At RecoveryNOW, we’ve deemed this month ‘Healthy Body, Healthy Mind Month’ in an effort to raise awareness about the effects of physical wellness on mental health. The two are closely intertwined, which is why there are so many people who struggle with co-occurring mental health and physical abuse disorders. In this first post, we want to spotlight the importance of diet and exercise in promoting a healthy mind, as well as what steps you can take to promote positive physical and mental wellness.
Many people choose foods with their figures in mind, but it is less common to develop eating patterns based on how it affects mood, energy and mental health. As good as it may taste, food’s ultimate purpose is to serve as fuel for the body – including the brain. In the same way nutrient-dense foods produce a nourished mind, toxic foods set the grounds for an unstable mind.
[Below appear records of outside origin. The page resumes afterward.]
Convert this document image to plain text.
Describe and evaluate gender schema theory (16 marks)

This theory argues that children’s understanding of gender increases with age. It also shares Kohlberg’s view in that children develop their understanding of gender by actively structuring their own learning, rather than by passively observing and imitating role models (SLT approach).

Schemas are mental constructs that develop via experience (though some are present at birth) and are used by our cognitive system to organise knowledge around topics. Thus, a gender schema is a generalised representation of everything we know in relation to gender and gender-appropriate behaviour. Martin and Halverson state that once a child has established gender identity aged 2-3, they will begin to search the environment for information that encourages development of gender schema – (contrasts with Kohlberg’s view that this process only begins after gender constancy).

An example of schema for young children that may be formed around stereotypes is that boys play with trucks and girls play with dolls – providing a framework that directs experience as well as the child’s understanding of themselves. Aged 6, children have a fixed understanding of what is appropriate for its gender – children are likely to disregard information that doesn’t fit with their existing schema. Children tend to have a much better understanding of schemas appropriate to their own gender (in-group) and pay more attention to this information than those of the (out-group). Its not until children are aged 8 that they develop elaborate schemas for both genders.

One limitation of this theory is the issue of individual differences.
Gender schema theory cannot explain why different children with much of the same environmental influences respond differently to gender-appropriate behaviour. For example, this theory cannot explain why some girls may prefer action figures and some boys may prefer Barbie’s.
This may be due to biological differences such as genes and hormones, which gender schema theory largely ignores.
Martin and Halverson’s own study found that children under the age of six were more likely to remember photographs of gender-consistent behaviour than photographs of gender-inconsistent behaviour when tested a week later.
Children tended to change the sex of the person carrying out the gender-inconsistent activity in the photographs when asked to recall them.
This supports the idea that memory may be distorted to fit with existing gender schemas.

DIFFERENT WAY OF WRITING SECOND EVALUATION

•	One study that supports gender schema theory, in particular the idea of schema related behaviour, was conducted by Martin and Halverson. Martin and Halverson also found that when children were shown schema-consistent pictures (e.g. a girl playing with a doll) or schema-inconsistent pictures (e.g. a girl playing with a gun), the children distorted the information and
Most convenience foods, such as those that are pre-packaged or purchased in fast-food restaurants, are highly processed and devoid of healthy ingredients. Two in particular – refined sugar and carbohydrates – rob the body of energy and contribute to serious health conditions, such as weight gain and diabetes. Consumed in large quantities, they also significantly increase the risk of developing depression.
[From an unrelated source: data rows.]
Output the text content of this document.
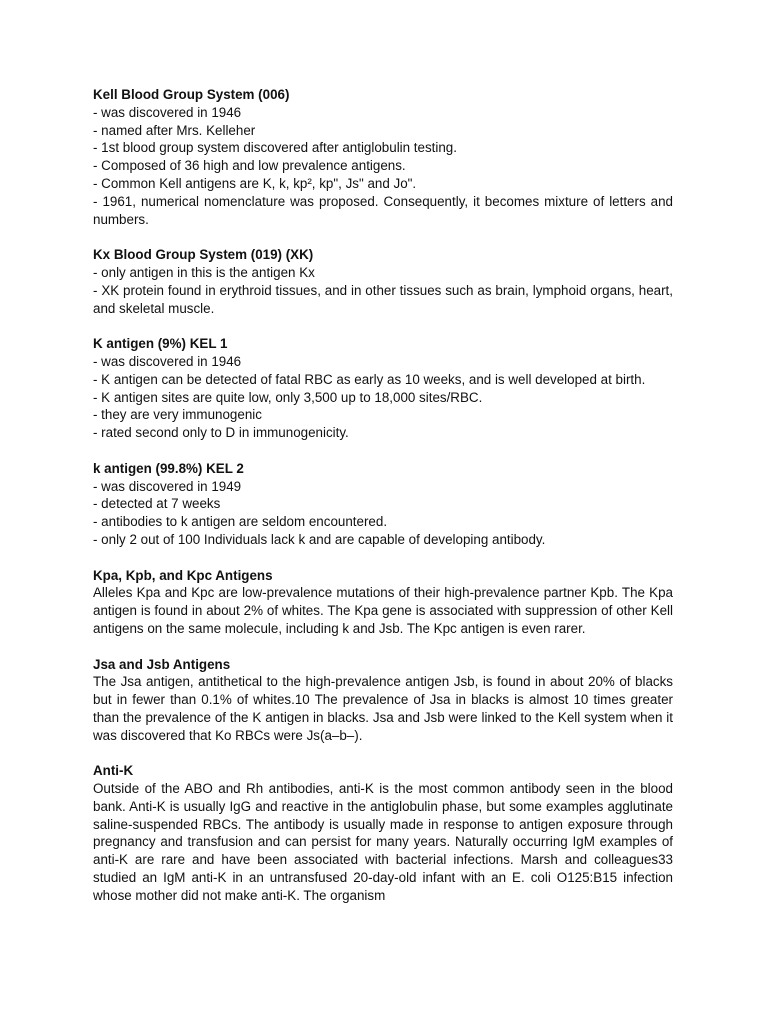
Kell Blood Group System (006)
- was discovered in 1946
- named after Mrs. Kelleher
- 1st blood group system discovered after antiglobulin testing.
- Composed of 36 high and low prevalence antigens.
- Common Kell antigens are K, k, kp², kp", Js" and Jo".
- 1961, numerical nomenclature was proposed. Consequently, it becomes mixture of letters and numbers.
Kx Blood Group System (019) (XK)
- only antigen in this is the antigen Kx
- XK protein found in erythroid tissues, and in other tissues such as brain, lymphoid organs, heart, and skeletal muscle.
K antigen (9%) KEL 1
- was discovered in 1946
- K antigen can be detected of fatal RBC as early as 10 weeks, and is well developed at birth.
- K antigen sites are quite low, only 3,500 up to 18,000 sites/RBC.
- they are very immunogenic
- rated second only to D in immunogenicity.
k antigen (99.8%) KEL 2
- was discovered in 1949
- detected at 7 weeks
- antibodies to k antigen are seldom encountered.
- only 2 out of 100 Individuals lack k and are capable of developing antibody.
Kpa, Kpb, and Kpc Antigens
Alleles Kpa and Kpc are low-prevalence mutations of their high-prevalence partner Kpb. The Kpa antigen is found in about 2% of whites. The Kpa gene is associated with suppression of other Kell antigens on the same molecule, including k and Jsb. The Kpc antigen is even rarer.
Jsa and Jsb Antigens
The Jsa antigen, antithetical to the high-prevalence antigen Jsb, is found in about 20% of blacks but in fewer than 0.1% of whites.10 The prevalence of Jsa in blacks is almost 10 times greater than the prevalence of the K antigen in blacks. Jsa and Jsb were linked to the Kell system when it was discovered that Ko RBCs were Js(a–b–).
Anti-K
Outside of the ABO and Rh antibodies, anti-K is the most common antibody seen in the blood bank. Anti-K is usually IgG and reactive in the antiglobulin phase, but some examples agglutinate saline-suspended RBCs. The antibody is usually made in response to antigen exposure through pregnancy and transfusion and can persist for many years. Naturally occurring IgM examples of anti-K are rare and have been associated with bacterial infections. Marsh and colleagues33 studied an IgM anti-K in an untransfused 20-day-old infant with an E. coli O125:B15 infection whose mother did not make anti-K. The organism
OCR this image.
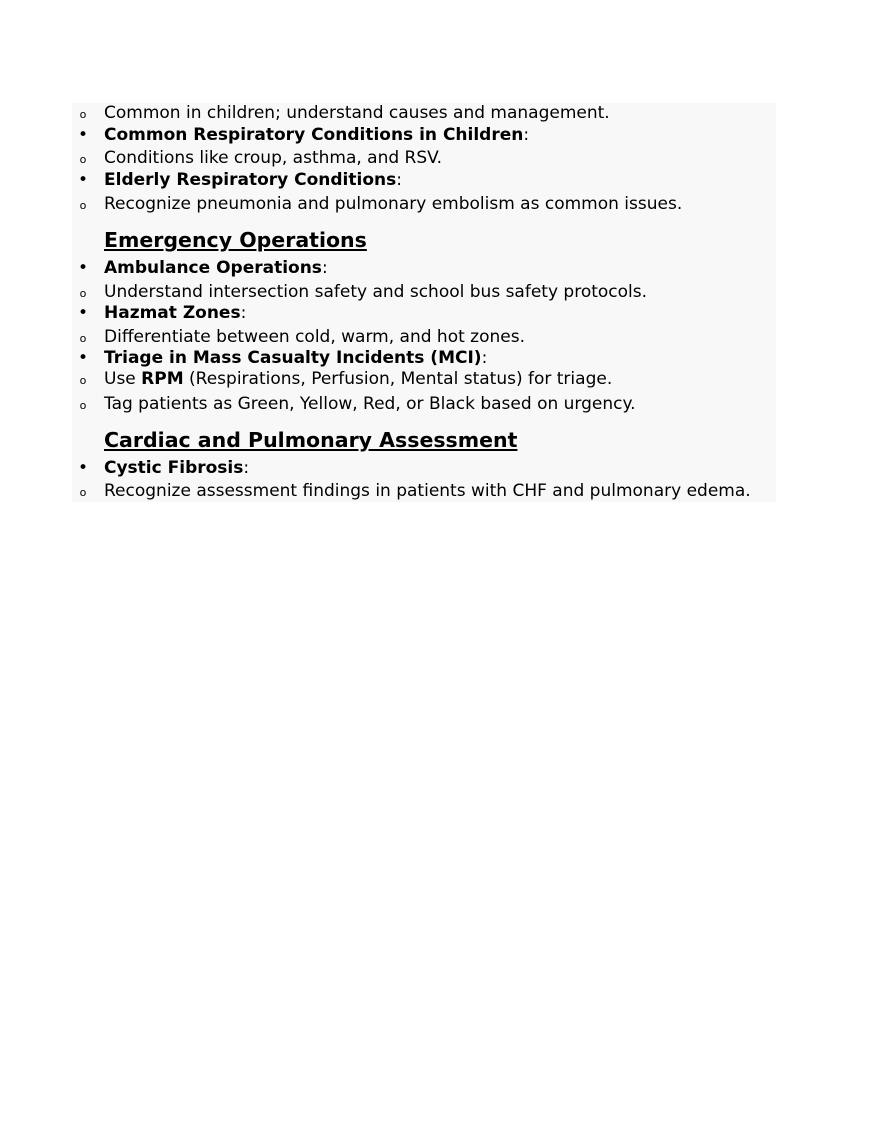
o Common in children; understand causes and management.
• Common Respiratory Conditions in Children:
o Conditions like croup, asthma, and RSV.
• Elderly Respiratory Conditions:
o Recognize pneumonia and pulmonary embolism as common issues.
Emergency Operations
• Ambulance Operations:
o Understand intersection safety and school bus safety protocols.
• Hazmat Zones:
o Differentiate between cold, warm, and hot zones.
• Triage in Mass Casualty Incidents (MCI):
o Use RPM (Respirations, Perfusion, Mental status) for triage.
o Tag patients as Green, Yellow, Red, or Black based on urgency.
Cardiac and Pulmonary Assessment
• Cystic Fibrosis:
o Recognize assessment findings in patients with CHF and pulmonary edema.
While it may be easy to forgo healthy food choices in favor of those that taste better or are more convenient, it is important to choose a diet based on whole grains, lean proteins, fruits, vegetables and nuts. Consuming three balanced meals a day and drinking plenty of water will not only improve appearance, but is can also reduce a person’s risk of depression by as much 30 percent.
Vitamins and Nutrients
A balanced diet will contain many of the vitamins and nutrients necessary for optimal mental health. However, some foods are richer in mind-nourishing nutrients than others. Leafy greens, for example, are high in folate, which has been linked to a lower risk of depression. Similarly, salmon and other oily fish are high in omega-3 fatty acids, which are known to improve the symptoms of ADHD and stabilize mood in people with depression.
Perhaps the most notable vitamin associated with depression risk is vitamin D, a nutrient primarily derived from sun exposure rather than food. Studies have shown that depression is less common in people with high vitamin D levels as opposed to people with low vitamin D levels, who are more prone to seasonal affective disorder. It is easy to raise vitamin D levels by spending just a half hour in the sun three times per week. Note that people with fair skin may require far less exposure to achieve healthy vitamin D levels.
Many people hit the gym to shed a few pounds or improve cardiovascular health, but exercise benefits more than just your body. In fact, exercise is one of the most powerful tools available for boosting mental wellness. Best of all, it is completely natural and 100 percent free.
There are several ways exercise improves mental health. The first is by reducing stress, which is a major trigger for many different mental health disorders. People who exercise have higher concentrations of norepinephrine, which is responsible for regulating the brain’s response to stress. Furthermore, exercise can also boost endorphine levels, creating a sense of happiness and improving overall mood. It is these feelings that are responsible for ‘runner’s high’, a sensation many people report feeling after clocking a few quick miles on the pedometer.
It is important to note that all of these ‘feel good’ chemicals do more than just create a temporary sense of euphoria. Scientists have also proven they are capable of helping people prone to anxiety avoid experiencing symptoms. In fact, spending 20 minutes running a local trail is a greater stress-reliever than spending the same time in a warm bath. As an added bonus, exercise improves appearance, which can lead to improved self-confidence.
Implementing Better Diet and Exercise Habits into Your Lifestyle
Taking care of your body does not have to be expensive or time-consuming. Shop the outer perimeter of the grocery store or visit a local farmer’s market for fresh finds. Instead of spending money on a gym membership, try biking to work or walking to dinner with family or friends. Everyone has the right and access to a healthier body and a healthier mind.